Malo es hijo de Jean, francés, y Leïla, de origen marroquí. La paternidad, lejos de consolidar su relación, sume a Jean en una crisis de inseguridad, y termina separándose de Leïla. Cuando Malo tiene seis años, ante la dificultad para atenderlo en el mes de agosto, deciden dejarlo con el padre de Jean, que vive alejado de la civilización junto al lago Lacanau.
El Viejo, o Yayo Paria, como quiere que le llame su nieto, es un cascarrabias, pero la convivencia con Malo, a quien en el fondo adora, termina por romper la coraza con la que se defiende de un mundo que casi le resulta irreconocible por los avances tecnológicos. Echa en falta una época en la que “todo era novelesco, quizá porque también lo era el arte, porque los cineastas, los escritores y los cantantes celebraban el amor, la vida y la aventura. En resumidas cuentas, me gustaba más antes, y en los trenes, como en todas partes, se podían abrir las ventanas y entraba el viento, olía a paisaje, al balasto y a los andenes de la estación por la noche, no sé, la vida era una fiesta a la que todo el mundo se sumaba, como uno se lanza al agua”.
La novela, a través de unos personajes algo planos, critica desde el sentido común la sociedad de consumo y el despilfarro, las redes sociales, la sobreprotección de los niños.
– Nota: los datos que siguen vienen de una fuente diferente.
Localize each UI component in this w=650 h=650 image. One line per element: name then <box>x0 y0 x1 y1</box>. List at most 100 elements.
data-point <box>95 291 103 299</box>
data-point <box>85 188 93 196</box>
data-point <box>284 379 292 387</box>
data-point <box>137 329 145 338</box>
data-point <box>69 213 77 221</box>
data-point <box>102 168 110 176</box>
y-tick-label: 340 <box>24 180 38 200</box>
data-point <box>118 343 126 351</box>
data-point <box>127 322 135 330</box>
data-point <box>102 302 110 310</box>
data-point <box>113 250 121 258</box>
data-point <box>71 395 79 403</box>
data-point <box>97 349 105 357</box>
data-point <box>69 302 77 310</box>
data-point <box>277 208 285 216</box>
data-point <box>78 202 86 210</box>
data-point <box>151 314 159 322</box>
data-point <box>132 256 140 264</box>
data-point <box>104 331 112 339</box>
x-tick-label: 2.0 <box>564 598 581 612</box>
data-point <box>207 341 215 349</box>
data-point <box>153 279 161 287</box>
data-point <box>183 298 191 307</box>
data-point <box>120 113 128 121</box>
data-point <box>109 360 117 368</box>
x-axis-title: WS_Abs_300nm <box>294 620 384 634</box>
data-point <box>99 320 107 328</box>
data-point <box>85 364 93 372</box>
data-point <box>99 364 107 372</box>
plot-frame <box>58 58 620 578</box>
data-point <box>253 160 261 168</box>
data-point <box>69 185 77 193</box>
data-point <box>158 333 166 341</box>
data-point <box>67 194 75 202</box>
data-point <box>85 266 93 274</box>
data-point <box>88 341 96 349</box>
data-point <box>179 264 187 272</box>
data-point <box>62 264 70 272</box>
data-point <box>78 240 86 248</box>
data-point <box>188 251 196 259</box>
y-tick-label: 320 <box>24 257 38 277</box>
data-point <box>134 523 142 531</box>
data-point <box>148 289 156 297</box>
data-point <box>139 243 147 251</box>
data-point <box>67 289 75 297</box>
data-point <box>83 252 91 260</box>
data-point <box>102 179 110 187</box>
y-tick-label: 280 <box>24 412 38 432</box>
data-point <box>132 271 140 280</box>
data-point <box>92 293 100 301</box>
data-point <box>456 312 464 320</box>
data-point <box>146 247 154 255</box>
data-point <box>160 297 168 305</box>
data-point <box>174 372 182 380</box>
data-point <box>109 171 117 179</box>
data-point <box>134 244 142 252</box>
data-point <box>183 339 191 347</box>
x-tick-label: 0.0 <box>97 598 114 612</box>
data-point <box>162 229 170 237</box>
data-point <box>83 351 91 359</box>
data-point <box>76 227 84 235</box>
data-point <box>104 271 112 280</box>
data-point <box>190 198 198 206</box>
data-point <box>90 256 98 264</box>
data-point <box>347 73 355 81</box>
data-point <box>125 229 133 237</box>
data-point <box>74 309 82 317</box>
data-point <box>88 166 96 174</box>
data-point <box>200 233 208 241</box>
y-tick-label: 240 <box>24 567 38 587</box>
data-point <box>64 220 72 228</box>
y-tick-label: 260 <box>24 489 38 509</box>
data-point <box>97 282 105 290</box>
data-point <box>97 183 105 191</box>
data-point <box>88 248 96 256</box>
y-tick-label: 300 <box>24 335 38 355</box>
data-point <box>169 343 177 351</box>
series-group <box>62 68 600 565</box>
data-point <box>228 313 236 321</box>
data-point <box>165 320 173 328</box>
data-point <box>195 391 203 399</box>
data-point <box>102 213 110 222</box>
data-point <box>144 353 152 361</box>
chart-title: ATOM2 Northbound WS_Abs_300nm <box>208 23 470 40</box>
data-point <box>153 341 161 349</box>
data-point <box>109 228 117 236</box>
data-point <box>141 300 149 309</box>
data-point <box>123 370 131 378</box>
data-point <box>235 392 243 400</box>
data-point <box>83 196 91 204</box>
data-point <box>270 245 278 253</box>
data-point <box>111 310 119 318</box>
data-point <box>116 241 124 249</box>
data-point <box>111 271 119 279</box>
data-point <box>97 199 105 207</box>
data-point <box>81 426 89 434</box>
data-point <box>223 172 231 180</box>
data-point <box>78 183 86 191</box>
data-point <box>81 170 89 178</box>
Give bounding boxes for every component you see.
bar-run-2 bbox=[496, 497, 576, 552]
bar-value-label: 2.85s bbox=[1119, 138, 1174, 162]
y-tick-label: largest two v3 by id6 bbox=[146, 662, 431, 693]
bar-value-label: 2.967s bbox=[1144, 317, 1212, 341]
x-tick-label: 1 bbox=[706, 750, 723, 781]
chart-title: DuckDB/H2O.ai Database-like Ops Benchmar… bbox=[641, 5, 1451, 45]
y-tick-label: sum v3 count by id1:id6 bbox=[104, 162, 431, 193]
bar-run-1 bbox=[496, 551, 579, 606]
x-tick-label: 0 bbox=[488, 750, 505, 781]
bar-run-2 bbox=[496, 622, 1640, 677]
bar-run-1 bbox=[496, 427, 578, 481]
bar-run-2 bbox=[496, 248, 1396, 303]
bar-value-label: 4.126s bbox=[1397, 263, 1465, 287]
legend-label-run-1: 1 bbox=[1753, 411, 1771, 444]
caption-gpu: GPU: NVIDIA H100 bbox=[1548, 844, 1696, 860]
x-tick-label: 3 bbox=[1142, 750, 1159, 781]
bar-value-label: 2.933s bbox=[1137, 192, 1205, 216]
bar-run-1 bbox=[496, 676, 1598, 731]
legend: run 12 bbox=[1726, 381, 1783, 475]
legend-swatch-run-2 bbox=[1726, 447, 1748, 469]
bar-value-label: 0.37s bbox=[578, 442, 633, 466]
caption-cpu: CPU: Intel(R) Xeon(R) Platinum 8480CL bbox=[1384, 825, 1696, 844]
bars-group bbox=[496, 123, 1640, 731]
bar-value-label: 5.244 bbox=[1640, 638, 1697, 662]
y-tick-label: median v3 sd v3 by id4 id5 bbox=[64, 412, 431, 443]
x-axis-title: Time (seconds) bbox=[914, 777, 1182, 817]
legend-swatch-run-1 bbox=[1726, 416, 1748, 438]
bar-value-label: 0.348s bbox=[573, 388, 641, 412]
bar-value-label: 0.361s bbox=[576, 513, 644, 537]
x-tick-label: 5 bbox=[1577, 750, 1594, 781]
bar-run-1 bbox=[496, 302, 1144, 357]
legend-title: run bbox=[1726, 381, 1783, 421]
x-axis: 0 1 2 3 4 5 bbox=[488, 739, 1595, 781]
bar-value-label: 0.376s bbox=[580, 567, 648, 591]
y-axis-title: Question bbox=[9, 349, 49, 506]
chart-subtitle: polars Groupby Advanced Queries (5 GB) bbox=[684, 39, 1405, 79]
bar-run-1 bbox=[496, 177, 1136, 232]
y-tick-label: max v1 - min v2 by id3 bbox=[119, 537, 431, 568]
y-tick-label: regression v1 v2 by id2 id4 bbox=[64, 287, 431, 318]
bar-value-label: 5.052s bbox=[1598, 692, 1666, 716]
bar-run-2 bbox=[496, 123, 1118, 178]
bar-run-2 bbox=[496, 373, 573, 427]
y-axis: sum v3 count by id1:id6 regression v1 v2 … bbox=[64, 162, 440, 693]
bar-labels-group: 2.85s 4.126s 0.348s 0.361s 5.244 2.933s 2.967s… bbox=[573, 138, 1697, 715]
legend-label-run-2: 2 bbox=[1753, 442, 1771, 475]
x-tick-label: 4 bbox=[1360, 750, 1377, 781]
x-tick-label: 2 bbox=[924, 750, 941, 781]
Para D’Épenoux, el ideal es una vida en contacto con la naturaleza, en la que uno puede aprender “qué es un banco de arena, para qué sirve el carrizo, cómo se recoge la resina, de qué se alimenta un martín pescador, porqué el agua del lago es dulce y no salada, cómo se repara un neumático pinchado o la hora a la que salen los erizos”.
Los abuelos tienen una palabra importante que decir en la educación de los hijos y no podemos desperdiciar la sabiduría que se acumula en las tradiciones que unas generaciones transmiten a otras.
El despertar del corazón, que obtuvo en 2014 el premio Maison de la Presse, otorgado por los libreros franceses, es una novela agradable, sencilla de leer, con un mensaje positivo y unas gotas de nostalgia.